I wish i can go away from here now.

“Kita ada di satu atap yang sama setiap harinya. Bangun dan ingin tidur yang pertama kali aku lihat adalah kamu. Setiap aku pulang kerja, kamu orang yang ada untuk menyambut aku, begitupun ketika aku berangkat, kamu orang yang mengantarku sampai ke depan pintu dan melihat punggungku semakin menjauh sampai mata tak mampu menjangkaunya lagi.” Ia diam. Aku semakin erat menggenggam cangkir di tanganku. 

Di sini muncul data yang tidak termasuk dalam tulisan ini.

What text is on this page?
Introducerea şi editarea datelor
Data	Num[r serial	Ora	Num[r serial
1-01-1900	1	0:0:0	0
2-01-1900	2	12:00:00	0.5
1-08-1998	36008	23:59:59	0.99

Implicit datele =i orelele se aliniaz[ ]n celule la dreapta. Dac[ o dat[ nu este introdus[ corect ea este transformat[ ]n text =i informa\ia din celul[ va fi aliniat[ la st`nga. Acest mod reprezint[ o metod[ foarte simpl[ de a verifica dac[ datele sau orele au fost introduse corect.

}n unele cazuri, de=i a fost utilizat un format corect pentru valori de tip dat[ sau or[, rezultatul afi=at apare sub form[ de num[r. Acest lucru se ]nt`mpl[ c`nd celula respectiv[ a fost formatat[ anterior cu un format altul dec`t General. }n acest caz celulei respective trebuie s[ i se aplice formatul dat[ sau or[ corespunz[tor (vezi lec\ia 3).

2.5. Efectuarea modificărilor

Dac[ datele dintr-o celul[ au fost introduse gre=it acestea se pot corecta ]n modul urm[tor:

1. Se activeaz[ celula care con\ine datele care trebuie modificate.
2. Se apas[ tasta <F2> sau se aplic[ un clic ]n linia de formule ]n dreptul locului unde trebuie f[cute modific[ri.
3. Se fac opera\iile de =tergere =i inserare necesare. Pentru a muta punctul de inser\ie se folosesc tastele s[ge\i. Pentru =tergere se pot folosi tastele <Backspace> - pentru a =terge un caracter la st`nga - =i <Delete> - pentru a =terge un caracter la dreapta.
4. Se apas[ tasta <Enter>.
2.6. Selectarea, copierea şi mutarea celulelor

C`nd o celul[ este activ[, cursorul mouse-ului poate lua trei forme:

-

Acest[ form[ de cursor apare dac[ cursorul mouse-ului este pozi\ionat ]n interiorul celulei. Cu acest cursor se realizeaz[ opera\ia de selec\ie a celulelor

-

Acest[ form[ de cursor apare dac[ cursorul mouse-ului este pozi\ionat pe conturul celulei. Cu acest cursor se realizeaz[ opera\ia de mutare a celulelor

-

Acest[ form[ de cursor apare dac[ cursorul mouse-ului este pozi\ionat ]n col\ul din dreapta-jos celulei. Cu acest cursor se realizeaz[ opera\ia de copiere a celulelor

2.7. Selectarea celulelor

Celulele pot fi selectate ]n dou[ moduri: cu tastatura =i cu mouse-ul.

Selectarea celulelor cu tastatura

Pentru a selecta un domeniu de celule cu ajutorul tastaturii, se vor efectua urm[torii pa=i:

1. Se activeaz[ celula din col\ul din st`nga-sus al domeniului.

“Beberapa kali kita pergi ke berabagai tempat di Prancis, sewaktu aku ajak kamu ke Marseille untuk melihat kantorku, atau ketika kita keliling Paris bersama. Apa itu tak ada artinya bagimu? Apa semua keceriaanmu hanya fana belaka?”

Suaranya kian memberat.

“Hentikan, Mas.”

“Kenapa, La? Kenapa kamu bisa bersikap seakan tak ada apa-apa diantara kita?”

‘Memang tak ada apa-apa, Mas, dari dulu tetap dan akan selalu begitu.’

“La, aku mau jujur soal perasaanku,” katanya lagi dengan suara semakin lirih.

‘Mas, hentikan, aku nggak mau dengar.’

“La, pada awalnya aku memang menganggap hubungan ini sebatas formalitas belaka demi membuat tenang hati kedua orang tua kita, terutama almarhum Ibumu. Namun, hari demi hari dilalui bersama dengan hanya satu orang membuat hati ini tergerak juga untuk membawa hubungan ini ke jalan yang seharusnya. La, aku percaya bahwa cinta datang dengan berbagai cara, salah satunya ialah cinta bisa datang karena terbiasa.”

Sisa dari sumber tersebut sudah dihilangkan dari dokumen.